Since Hurricane Ike knocked out power at their elementary school two weeks ago, Jakin and Jared Cordova have been playing a lot of video games.
Ike Schools
Tables are lined up outside Alamo Elementary School in Galveston, Texas, as cleanup continues in the aftermath of Hurricane Ike on Thursday. More than half a million children have beem out of school since the Sept. 13 storm.  David J. Phillip / AP
/ Source: The Associated Press

Since Hurricane Ike knocked out power at their elementary school two weeks ago, Jakin and Jared Cordova have been playing a lot of video games.

For the 9- and 6-year-old brothers, it's awesome. For their mother, not so much.

"We try to give them stuff to do reading-wise, do outside stuff, make them go to the park," a frustrated Natalie Cordova said. "They're still just playing video games a lot."

Like more than half a million children in the nation's fourth-largest city and on the Texas Gulf Coast, the boys have been out of school since the Sept. 13 storm brought life to a standstill.

"As a working parent, I can't provide what they need, the same stimulation they get at school," said the Cordova boys' mother, a Houston chiropractor.

About 20 percent of schools in Houston — the biggest school district in Texas — and all of the Galveston schools remained closed Friday.

In a state whose passion for high-school football was made famous by "Friday Night Lights," hundreds of games have been canceled as a result of the hurricane and the damage it wrought, shortening the season for many teams.

Getting ready to open
Most Houston schools will reopen on Monday. Officials have been drying soggy carpets and wall maps and airing out moldy library books. Fallen trees are being removed and the fences around schoolyards repaired.

While a few Galveston schools will open next week, many are serving as shelters for people made homeless by the storm, while others are too damaged to use any time soon.

Children are being allowed to enroll in other districts around the state, far from their old homes and friends.

Once school is back in session, educators will have another problem: How to make up for lost class time. Administrators are considering extending school hours or holding classes on holidays or days normally set aside for staff training.

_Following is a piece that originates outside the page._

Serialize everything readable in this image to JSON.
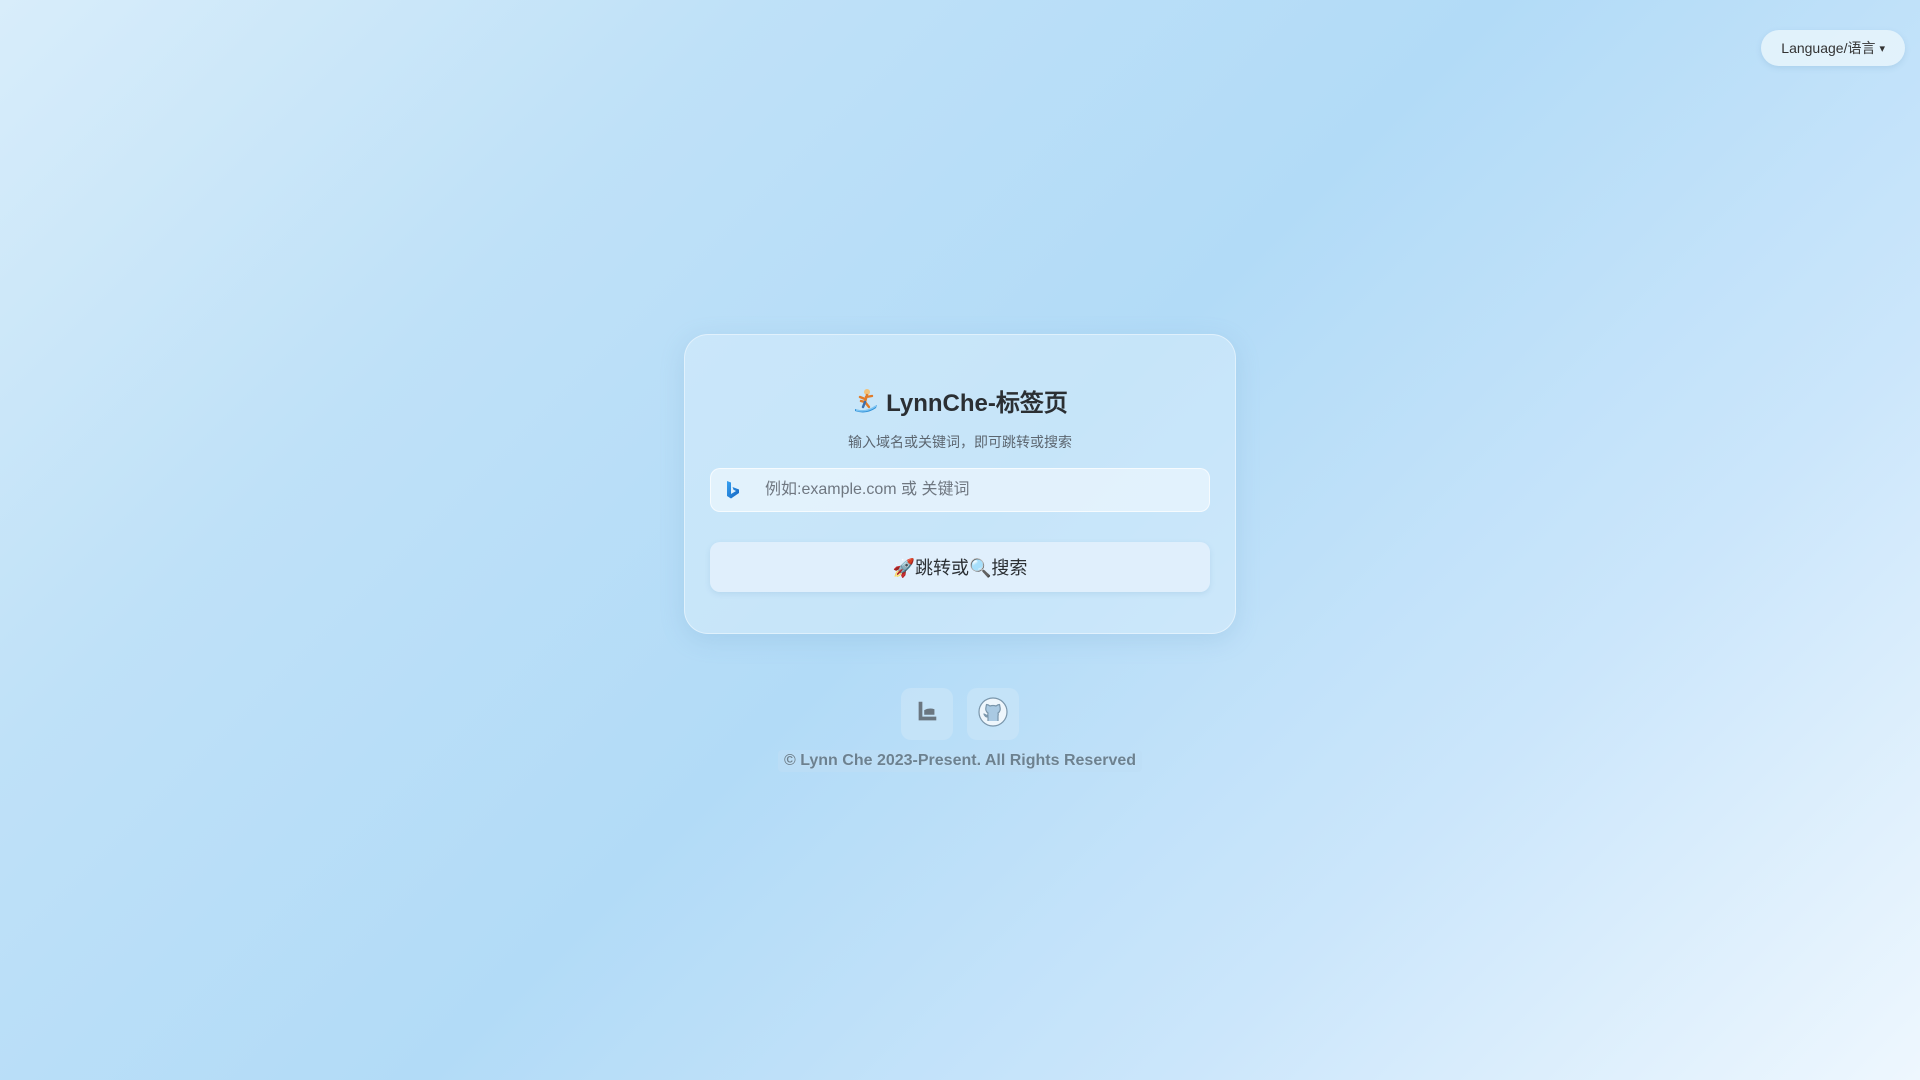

"It's a long time to be out of school," said Debbie Ratcliffe, a spokeswoman for the state education department. "They really need to cover the material. A week or two, you can probably cut out a few activities and cover the material. But a month or more, that gets awfully hard."

'I want to go back'
Parents who couldn't take off from work to watch their kids have had to rely on friends, older siblings, neighbors or grandparents. Offices have been filled with children coloring and babies crying. Parental time-limits on video games have been lifted.

Some Houston parents were even considering sharing the cost of a tutor to homeschool their children until school reopened. Families who evacuated took textbooks with them and have been using online education sites to give their children some math and reading lessons every day.

As the second week with no schools ended, even some kids said it was getting old.

"I want to go back to school," said Mauricio Cano, 7. Cano, who has been with neighbors and friends while his mother, spends his time reading his favorite books. At night, he and his mother, Marta, discuss the books and play math games.

"I'm not worried about his schoolwork because he's progressing in reading," his mother said. "But I feel better when he's in school while I'm working."

Tonya Boxley, a teacher whose house on Galveston Island was destroyed, has temporarily enrolled her children in school in nearby Texas City, where she is staying with her brother. She said she is worried that victims of the storm will fall behind.

"Our kids have been traumatized," she added. "They are not in the state of mind to receive education."

Counselors on hand
In Houston, counselors will work with Galveston children and others enrolling in the school system to help them cope with being uprooted, just as they did after Hurricanes Katrina and Rita in 2005.

In Dallas, where nearly 70 Ike evacuees have enrolled, one of the lessons of Katrina was the importance of getting children back to school, said Sandra Guerrero, a spokeswoman for the district.

"They needed to see a more stable environment," she said. "School gave them security."